Supposedly the board will gather the necessary data on the supply of vehicles within a given operating area and be guided by considerations like “public need” and “sound economic conditions.”

But that could prove to be a lengthy, contentious and ultimately subjective determination.

Moreover, the cabinet itself will have a hand in shaping the process. The board chair and members will all be NDP appointees. Perish the thought that well-connected New Democrats would already be angling for one of those board appointments.

Plus the cabinet has reserved for itself rules of practice and procedure for the board, and to place limits on its ability to recover costs for its regulatory processes. Indeed, the legislation assigns broad-brush regulatory powers to the cabinet to be determined after the fact — setting fees, defining terms, delegating powers and specifying geographic areas and classes of vehicles.

Another undefined consideration is a special fee, to be charged per trip, to fund accessibility options for people with disabilities. At this point, the size of the charge is anyone’s guess.

From the briefing notes:  “With these legislative changes, government expects applications from ride-hailing companies wanting to enter the market will be submitted to the Passenger Transportation Board (PTB) by fall 2019.”

Except that there still is the not-small matter of the necessary insurance for any new ride-hailing service.

The legislation enlists the services of the Insurance Corp. of B.C. in developing such a product. But it adds little in the way of specifics, nor does it establish a hard and fast deadline for implementation.

While ICBC is said to be already working on such a product, the technical briefing shed no light on how far along it has got.

In fairness to the folks at the government-owned auto insurance company, they have some other things on their plate — like an NDP-ordered top to bottom makeover of rates, rate structures, coverage, payouts and the like.

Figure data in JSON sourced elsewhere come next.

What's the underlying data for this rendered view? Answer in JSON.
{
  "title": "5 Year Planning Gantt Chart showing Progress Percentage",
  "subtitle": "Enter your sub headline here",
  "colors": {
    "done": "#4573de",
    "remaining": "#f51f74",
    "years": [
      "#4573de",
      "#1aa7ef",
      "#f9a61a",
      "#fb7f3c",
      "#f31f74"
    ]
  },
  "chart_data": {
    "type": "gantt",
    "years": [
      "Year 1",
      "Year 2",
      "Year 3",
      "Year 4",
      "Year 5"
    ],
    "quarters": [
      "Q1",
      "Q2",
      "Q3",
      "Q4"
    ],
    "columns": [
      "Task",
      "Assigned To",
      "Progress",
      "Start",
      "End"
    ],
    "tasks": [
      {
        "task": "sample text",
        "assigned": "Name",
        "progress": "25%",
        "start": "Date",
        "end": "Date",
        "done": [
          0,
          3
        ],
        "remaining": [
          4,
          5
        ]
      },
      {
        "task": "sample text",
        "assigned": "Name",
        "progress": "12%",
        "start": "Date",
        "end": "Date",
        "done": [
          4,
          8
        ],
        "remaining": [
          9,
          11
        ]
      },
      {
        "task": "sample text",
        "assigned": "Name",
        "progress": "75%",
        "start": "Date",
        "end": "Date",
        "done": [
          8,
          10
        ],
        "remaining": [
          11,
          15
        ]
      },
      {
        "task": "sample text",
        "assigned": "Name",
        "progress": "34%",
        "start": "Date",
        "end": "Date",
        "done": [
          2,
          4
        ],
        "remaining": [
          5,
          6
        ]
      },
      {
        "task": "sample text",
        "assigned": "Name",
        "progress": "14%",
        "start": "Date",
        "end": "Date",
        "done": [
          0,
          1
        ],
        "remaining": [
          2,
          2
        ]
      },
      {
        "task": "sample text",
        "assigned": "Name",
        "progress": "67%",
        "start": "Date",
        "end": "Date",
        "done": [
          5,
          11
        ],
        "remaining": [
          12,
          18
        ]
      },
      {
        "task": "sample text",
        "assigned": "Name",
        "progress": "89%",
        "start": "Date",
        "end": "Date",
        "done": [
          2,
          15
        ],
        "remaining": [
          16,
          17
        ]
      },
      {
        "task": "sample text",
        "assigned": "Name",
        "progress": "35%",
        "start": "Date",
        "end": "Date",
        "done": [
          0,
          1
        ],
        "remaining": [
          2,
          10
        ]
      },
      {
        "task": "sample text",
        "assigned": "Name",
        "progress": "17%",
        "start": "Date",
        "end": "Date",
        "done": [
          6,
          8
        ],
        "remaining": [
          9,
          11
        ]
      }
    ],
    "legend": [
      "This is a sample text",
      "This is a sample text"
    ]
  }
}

Supposedly ICBC will have something ready on the ride-hailing front his time next year, after, natch, the usual back and forth with government and those in the business.

Once approved by ICBC, it will then have to be approved by the independent B.C. Utilities Commission, before it can be offered to any would-be operator seeking to get into the ride hailing business in B.C.

Given all those uncertainties, the New Democrats are making no promises about this thing being operational before 2020.

Still, they are thinking ahead in one respect. Tucked inside the enabling legislation is a commitment to strike a committee of the legislature in early 2022, following the next provincial election.

Its mandate: “Review these changes to make sure the government is on the right track with modern, safe taxi and ride-hailing service.”

Related

Having delayed the thing through most of their first term of government, the New Democrats are now promising to revisit it in a hoped-for second term.

All by way of reinforcing the NDP line that this ride-hailing thing needs to be approached with supreme caution.

Sure, they wasted no time launching a half-baked speculation tax and in stacking the deck in favour of electoral change.

But implementation of a service that is already in place in comparable jurisdictions all over the world?  Some things just can’t be rushed.

Hence another round of stalling and excuse making, all in the name of crafting a Made-in-B.C. solution to a problem that has already been solved pretty much everywhere else.